Like with many of Collins’ most famous songs, the glossy production of “Take Me Home” disguises some bleak subject matter. “A lot of people think this next song is just about going home, taking me home,” he said, introducing an acoustic performance on VH1 Storytellers. “But … it’s a much darker song. The way I see this song was about One Flew Over the Cuckoo’s Nest. … It’s really a mental asylum.”
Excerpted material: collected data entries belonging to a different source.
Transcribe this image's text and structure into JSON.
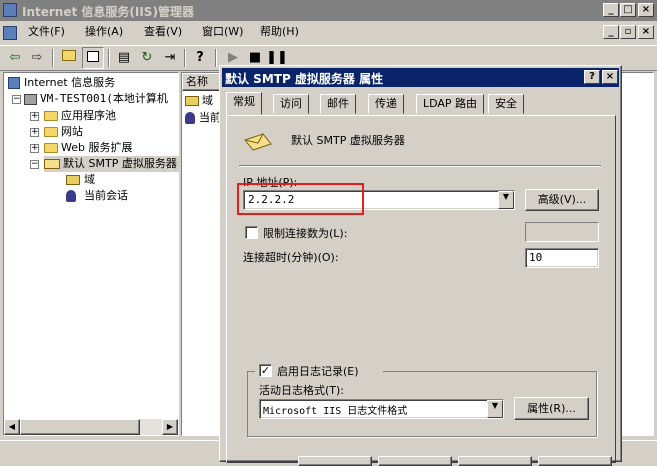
{
  "main_window": {
    "title": "Internet 信息服务(IIS)管理器",
    "caption_buttons": [
      "_",
      "□",
      "×"
    ],
    "menu": [
      {
        "label": "文件(F)"
      },
      {
        "label": "操作(A)"
      },
      {
        "label": "查看(V)"
      },
      {
        "label": "窗口(W)"
      },
      {
        "label": "帮助(H)"
      }
    ],
    "mdi_buttons": [
      "_",
      "▫",
      "×"
    ],
    "toolbar_icons": [
      "back-arrow-icon",
      "forward-arrow-icon",
      "up-folder-icon",
      "show-tree-icon",
      "properties-icon",
      "refresh-icon",
      "export-icon",
      "help-icon",
      "play-icon",
      "stop-icon",
      "pause-icon"
    ]
  },
  "tree": {
    "items": [
      {
        "label": "Internet 信息服务"
      },
      {
        "label": "VM-TEST001(本地计算机"
      },
      {
        "label": "应用程序池"
      },
      {
        "label": "网站"
      },
      {
        "label": "Web 服务扩展"
      },
      {
        "label": "默认 SMTP 虚拟服务器"
      },
      {
        "label": "域"
      },
      {
        "label": "当前会话"
      }
    ]
  },
  "list_pane": {
    "column_header": "名称",
    "items": [
      {
        "label": "域"
      },
      {
        "label": "当前"
      }
    ]
  },
  "dialog": {
    "title": "默认 SMTP 虚拟服务器 属性",
    "help_button": "?",
    "close_button": "×",
    "tabs": [
      {
        "label": "常规",
        "active": true
      },
      {
        "label": "访问"
      },
      {
        "label": "邮件"
      },
      {
        "label": "传递"
      },
      {
        "label": "LDAP 路由"
      },
      {
        "label": "安全"
      }
    ],
    "server_name": "默认 SMTP 虚拟服务器",
    "ip_label": "IP 地址(P):",
    "ip_value": "2.2.2.2",
    "advanced_button": "高级(V)...",
    "limit_connections_label": "限制连接数为(L):",
    "limit_connections_checked": false,
    "limit_connections_value": "",
    "timeout_label": "连接超时(分钟)(O):",
    "timeout_value": "10",
    "enable_logging_label": "启用日志记录(E)",
    "enable_logging_checked": true,
    "log_format_label": "活动日志格式(T):",
    "log_format_value": "Microsoft IIS 日志文件格式",
    "log_properties_button": "属性(R)...",
    "highlight_color": "#e02020"
  }
}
Watch Phil Collins’ ‘Take Me Home’ Video
Conversely, “All I Need Is a Miracle,” Rutherford’s second hit with Mike + the Mechanics, is pure surface-level emotion — a soft-rock sugar rush about romantic redemption. The track, sung by co-vocalist Paul Young, reached No. 6 that week (and later climbed to one slot higher) — making it the second hit from the band’s self-titled debut LP, following “Silent Running (On Dangerous Ground).”
The Summer of Genesis only intensified from there. It peaked the week of July 19, 1986, with a Hot 100 featuring “Invisible Touch” (No. 1), “Sledgehammer” (No. 2), “When the Heart Rules the Mind” (No. 14), Howard Jones’ “No One Is to Blame” (No. 19, coproduced by Collins), the Mechanics’ “Taken In” (No. 48) and “All I Need Is a Miracle” (No. 67).
Listen to Mike + the Mechanics’ ’All I Need Is a Miracle’
“I don’t know any other bands who’ve done what we did: run successful solo careers along with Genesis,” Rutherford told The Guardian. “Most guys start a solo career because they’re frustrated, but that wasn’t us. Genesis was going great, but we just wanted variety. Was there any competition between us? I suppose. But we all knew we couldn’t beat Phil.”
Maybe not in the long run. But it made for a fascinating chart battle, proving just how far they’d all evolved, for better or worse.